We recently published MIC values for the KOOS scales based on these data [15]. Had we tested for baseline dependency of these MICs using the standard baseline stratification method, we would erroneously have concluded that the MIC for the QOL scale was baseline dependent. Using the alternative methods, we have now established that the MIC of the QOL scale is not baseline dependent while the MICs of the other scales are. With respect to the precision of the MIC estimates, Method 3 appeared to perform as good as or even better than Method 2.

General discussion

Over the past few decades, several authors have suggested that the MIC was baseline dependent based on stratification on the baseline PROM score. We have shown that this method is bound to produce spurious results because selecting subgroups based on high (or low) baseline PROM scores not only selects subgroups with high (or low) baseline true scores, but also on high (or low) baseline error scores, thus non-randomly redistributing the measurement error in the PROM change score across the subgroups. As a result, the mean change score in the low baseline group is spuriously increased and the mean change score in the high baseline group is spuriously decreased. When using commonly used MIC methods such as the mean change method, the ROC-based method, and the (adjusted) predictive modeling method, the spuriously increased or decreased change scores translate into spuriously increased MIC estimates in the low baseline group and spuriously decreased MIC estimates in the high baseline group. This yields a false impression of baseline dependency of the MIC even if there is no true MIC baseline dependency. With the three alternative methods we have proposed, this pitfall is avoided.

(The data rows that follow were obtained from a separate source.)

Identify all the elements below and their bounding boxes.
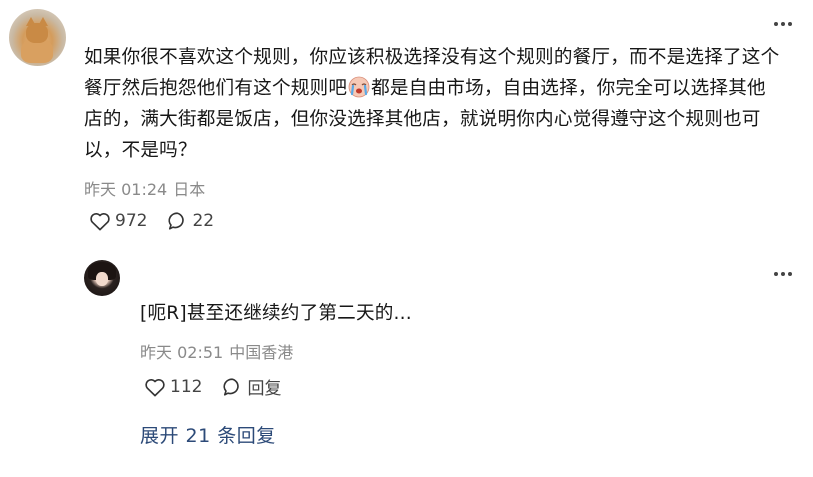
reply-location: 中国香港 <box>229 343 294 362</box>
heart-outline-icon <box>145 378 165 396</box>
reply-actions: 112 回复 <box>144 374 281 399</box>
heart-outline-icon <box>90 213 110 231</box>
reply-like-button[interactable]: 112 <box>144 377 202 397</box>
speech-bubble-icon <box>168 212 185 230</box>
comment-meta: 昨天 01:24 日本 <box>84 176 205 200</box>
reply-count-button[interactable]: 22 <box>167 211 214 231</box>
comment-actions: 972 22 <box>89 211 214 231</box>
reply-like-count: 112 <box>170 376 203 397</box>
comment-location: 日本 <box>173 180 206 199</box>
reply-button-label: 回复 <box>247 379 282 399</box>
comment-thread: 如果你很不喜欢这个规则，你应该积极选择没有这个规则的餐厅，而不是选择了这个餐厅然… <box>0 0 813 477</box>
speech-bubble-icon <box>223 377 240 396</box>
comment-time: 昨天 01:24 <box>84 180 168 199</box>
crying-face-emoji-icon <box>348 76 370 98</box>
reply-time: 昨天 02:51 <box>140 343 224 362</box>
like-count: 972 <box>115 211 148 231</box>
reply-body: [呃R]甚至还继续约了第二天的... <box>140 303 412 324</box>
expand-replies-link[interactable]: 展开 21 条回复 <box>140 421 276 448</box>
more-options-icon[interactable] <box>774 22 792 26</box>
reply-button[interactable]: 回复 <box>222 374 281 399</box>
replier-avatar[interactable] <box>84 260 120 296</box>
reply-count: 22 <box>192 211 215 231</box>
commenter-avatar[interactable] <box>9 9 66 66</box>
reply-meta: 昨天 02:51 中国香港 <box>140 339 293 363</box>
like-button[interactable]: 972 <box>89 211 147 231</box>
reply-more-options-icon[interactable] <box>774 272 792 276</box>
comment-body: 如果你很不喜欢这个规则，你应该积极选择没有这个规则的餐厅，而不是选择了这个餐厅然… <box>84 42 784 166</box>
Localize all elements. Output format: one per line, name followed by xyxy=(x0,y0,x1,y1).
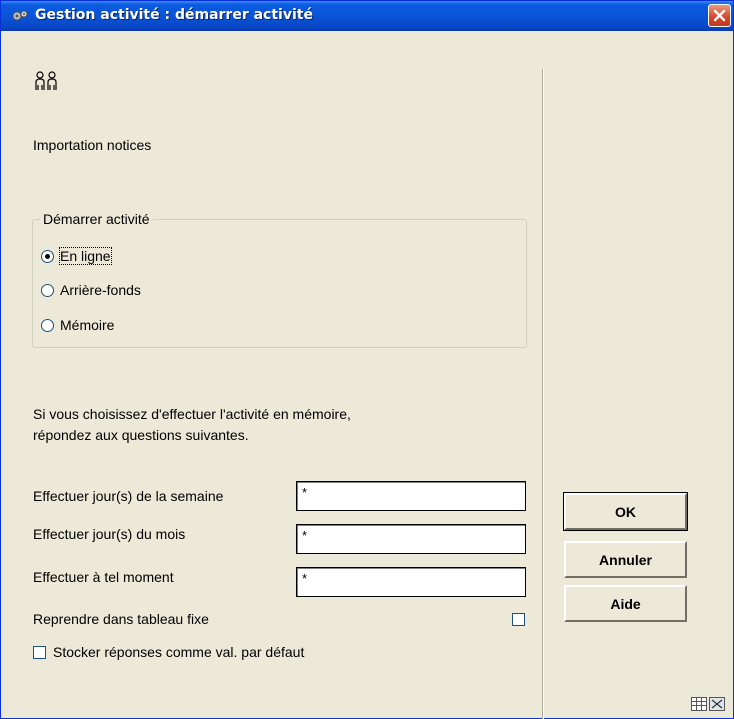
weekdays-label: Effectuer jour(s) de la semaine xyxy=(33,488,224,504)
store-defaults-label: Stocker réponses comme val. par défaut xyxy=(53,644,305,660)
radio-memory-circle[interactable] xyxy=(41,318,54,332)
monthdays-label: Effectuer jour(s) du mois xyxy=(33,526,186,542)
dialog-window: Gestion activité : démarrer activité Imp… xyxy=(0,0,734,719)
status-bar-icons xyxy=(691,697,725,714)
info-line-2: répondez aux questions suivantes. xyxy=(33,427,249,443)
weekdays-input[interactable]: * xyxy=(296,481,526,511)
close-button[interactable] xyxy=(708,4,731,27)
radio-memory-label: Mémoire xyxy=(60,317,115,333)
radio-online[interactable]: En ligne xyxy=(41,246,112,266)
fixed-table-checkbox[interactable] xyxy=(512,613,525,626)
close-icon xyxy=(713,9,726,22)
people-icon xyxy=(33,71,59,96)
monthdays-input[interactable]: * xyxy=(296,524,526,554)
title-bar[interactable]: Gestion activité : démarrer activité xyxy=(1,1,733,31)
info-line-1: Si vous choisissez d'effectuer l'activit… xyxy=(33,406,351,422)
radio-background-circle[interactable] xyxy=(41,283,54,297)
radio-online-label: En ligne xyxy=(59,247,112,265)
activity-name: Importation notices xyxy=(33,137,152,153)
start-activity-group: Démarrer activité En ligne Arrière-fonds… xyxy=(32,211,527,348)
radio-online-circle[interactable] xyxy=(41,249,54,263)
grid-icon[interactable] xyxy=(691,697,707,714)
fixed-table-label: Reprendre dans tableau fixe xyxy=(33,611,209,627)
time-input[interactable]: * xyxy=(296,567,526,597)
group-legend: Démarrer activité xyxy=(40,211,153,227)
window-title: Gestion activité : démarrer activité xyxy=(35,7,313,23)
ok-button[interactable]: OK xyxy=(563,492,688,531)
radio-memory[interactable]: Mémoire xyxy=(41,315,114,335)
store-defaults-checkbox[interactable] xyxy=(33,646,46,659)
vertical-divider xyxy=(542,69,544,719)
resize-icon[interactable] xyxy=(709,697,725,714)
radio-background-label: Arrière-fonds xyxy=(60,282,141,298)
settings-icon xyxy=(11,8,29,24)
radio-background[interactable]: Arrière-fonds xyxy=(41,280,141,300)
cancel-button[interactable]: Annuler xyxy=(564,541,687,578)
help-button[interactable]: Aide xyxy=(564,585,687,622)
time-label: Effectuer à tel moment xyxy=(33,569,174,585)
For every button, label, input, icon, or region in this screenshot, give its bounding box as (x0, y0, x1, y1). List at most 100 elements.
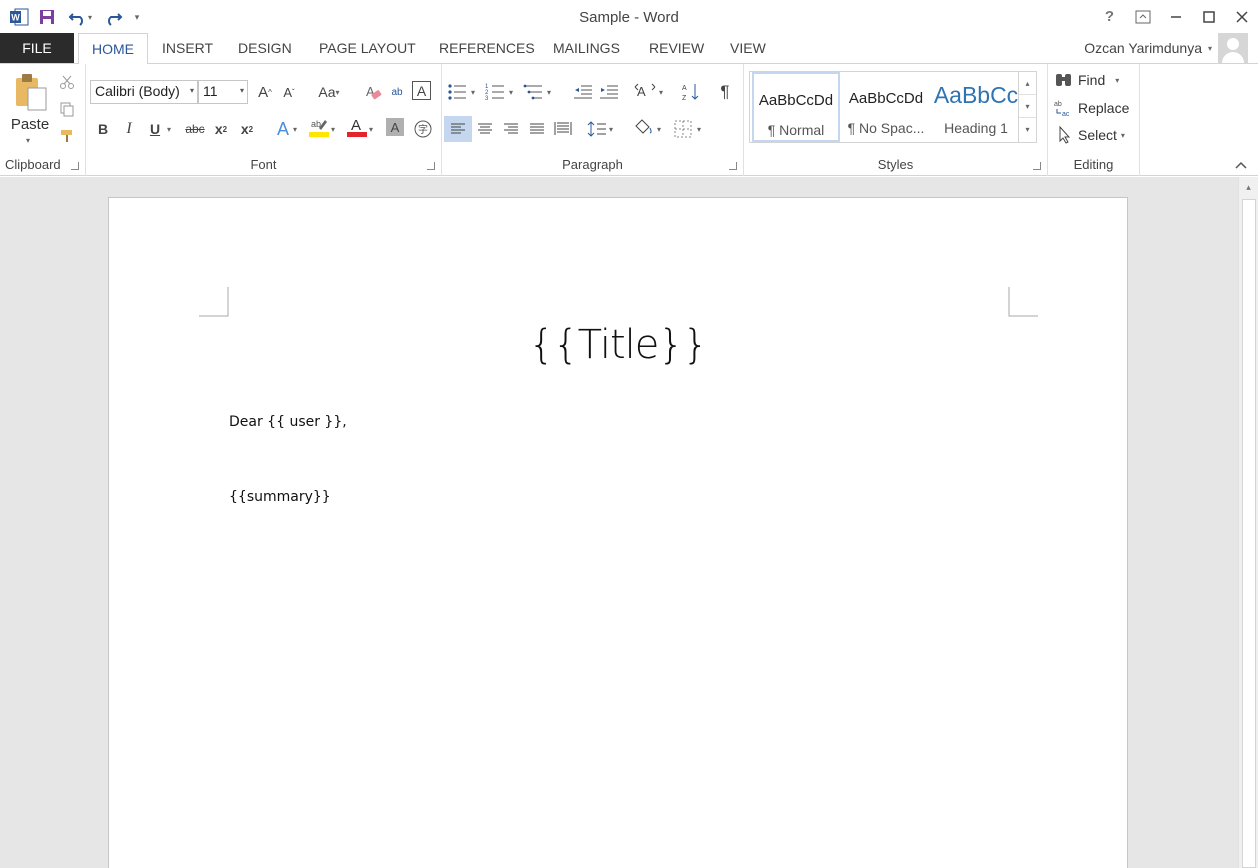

With respect to the validity of MIC estimates, we have to post a warning when using the proposed methods to assess baseline dependency. We simulated “ideal” data with normally distributed PROM (change) scores, and transition ratings that perfectly reflected change in the construct of interest. However, real data are often less ideal with skewed PROM (change) scores and transition ratings sometime poorly correlate with the change scores. Under these less than ideal circumstances, MIC estimates may become biased and/or imprecise (this is a largely understudied area). Assessing baseline dependency under such circumstances is likely to produce biased and/or imprecise MIC estimates as well. However, assessing baseline dependency using the “wrong” method will almost certainly add spurious baseline dependency to the already biased/imprecise results. Using the proper methods may result in correct conclusions regarding baseline dependency of otherwise still biased/imprecise MIC estimates.

MIC values likely vary across individuals for various reasons. One of the reasons might be baseline severity. Other potential reasons are gender, age, and treatment (e.g., surgical or non-surgical). Knowing some of the causes for MIC variability might provide more precise MIC estimates for specific situations.

Conclusion

Stratification on the baseline PROM score and estimating MICs in the low and high baseline subgroups yields a false impression of MIC baseline dependency. We have described three alternative methods to create low and high baseline subgroups, which do not carry the risk of biased MIC estimation.